Gasoline prices fall for a sixth straight week, diesel fuel for a fifth
The U.S. average retail price of regular gasoline decreased two cents last week to $3.43 per gallon, six cents higher than last year at this time. The largest decrease came on the West Coast for the fourth consecutive week, with the price down eight cents from last week to $3.71 per gallon. The Rocky Mountain price dropped a nickel from last week to $3.51 per gallon. East of the Rockies, the East Coast price is now $3.48 per gallon, down a penny from last week. The Gulf Coast price remains the lowest in the Nation at $3.17 per gallon, a decrease of four cents per gallon. Going against the trend, the Midwest price increased a penny to $3.34 per gallon.

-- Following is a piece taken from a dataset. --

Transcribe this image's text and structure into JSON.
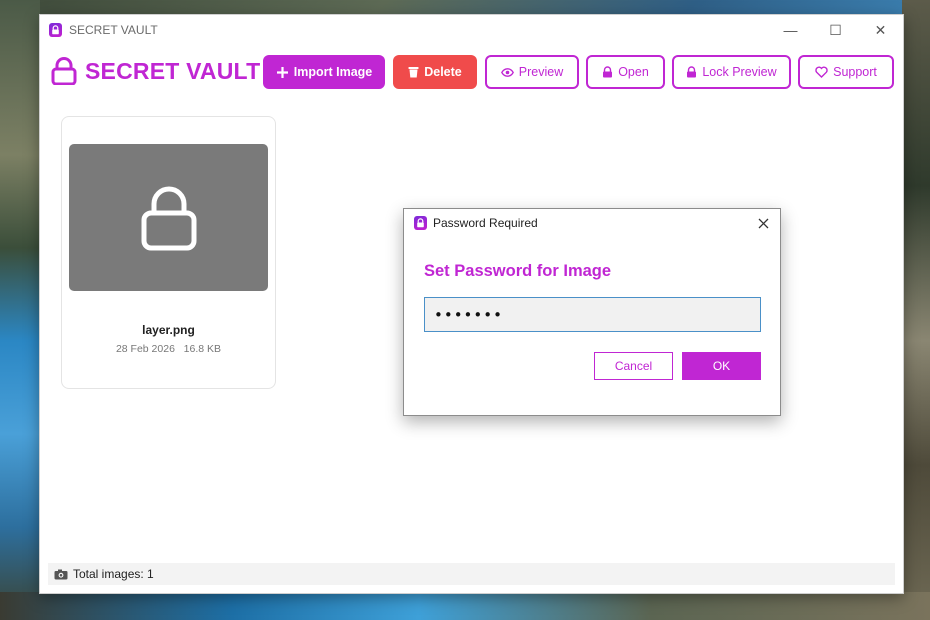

The national average diesel fuel price decreased less than a penny to remain at $3.98 per gallon, three cents lower than last year at this time. The largest decrease came in the Rocky Mountain region, where the price fell five cents to $4.06 per gallon. The West Coast price is now $4.09 per gallon, four cents lower than last week. Down a penny, the Gulf Coast price is $3.87 per gallon. The Midwest price is up less than a penny to remain at $3.91 per gallon, and the East Coast price increased two cents to $4.05 per gallon.
Propane inventories fall again
Total U.S. inventories of propane dropped 0.5 million barrels last week to end at 72.7 million barrels, 22 percent higher than a year ago. The Midwest region led the decline, withdrawing 0.8 million barrels. Meanwhile, East Coast stocks fell 0.2 million barrels and Rocky Mountain/West Coast stocks fell slightly. The Gulf Coast region added 0.5 million barrels of propane inventory. Propylene non-fuel-use inventories represented 5.8 percent of total propane inventories.
Residential heating oil and propane prices show little change
Residential heating oil prices remained flat during the period ending November 19, 2012. The average residential heating oil price fell a fraction of a cent to remain at $3.98 per gallon for the third week in a row, 4 cents per gallon higher than the same time last year. Wholesale heating oil prices rose by 4 cents per gallon last week to reach $3.21 per gallon, almost 8 cents per gallon more than last year at this time.
The average residential propane price increased by less than a penny last week to $2.41 per gallon, 43 cents per gallon lower than the same period last year. Wholesale propane prices decreased by a penny to just under $0.95 per gallon for the week ending November 19, 2012, almost 53 cents per gallon lower than the November 21, 2011 price.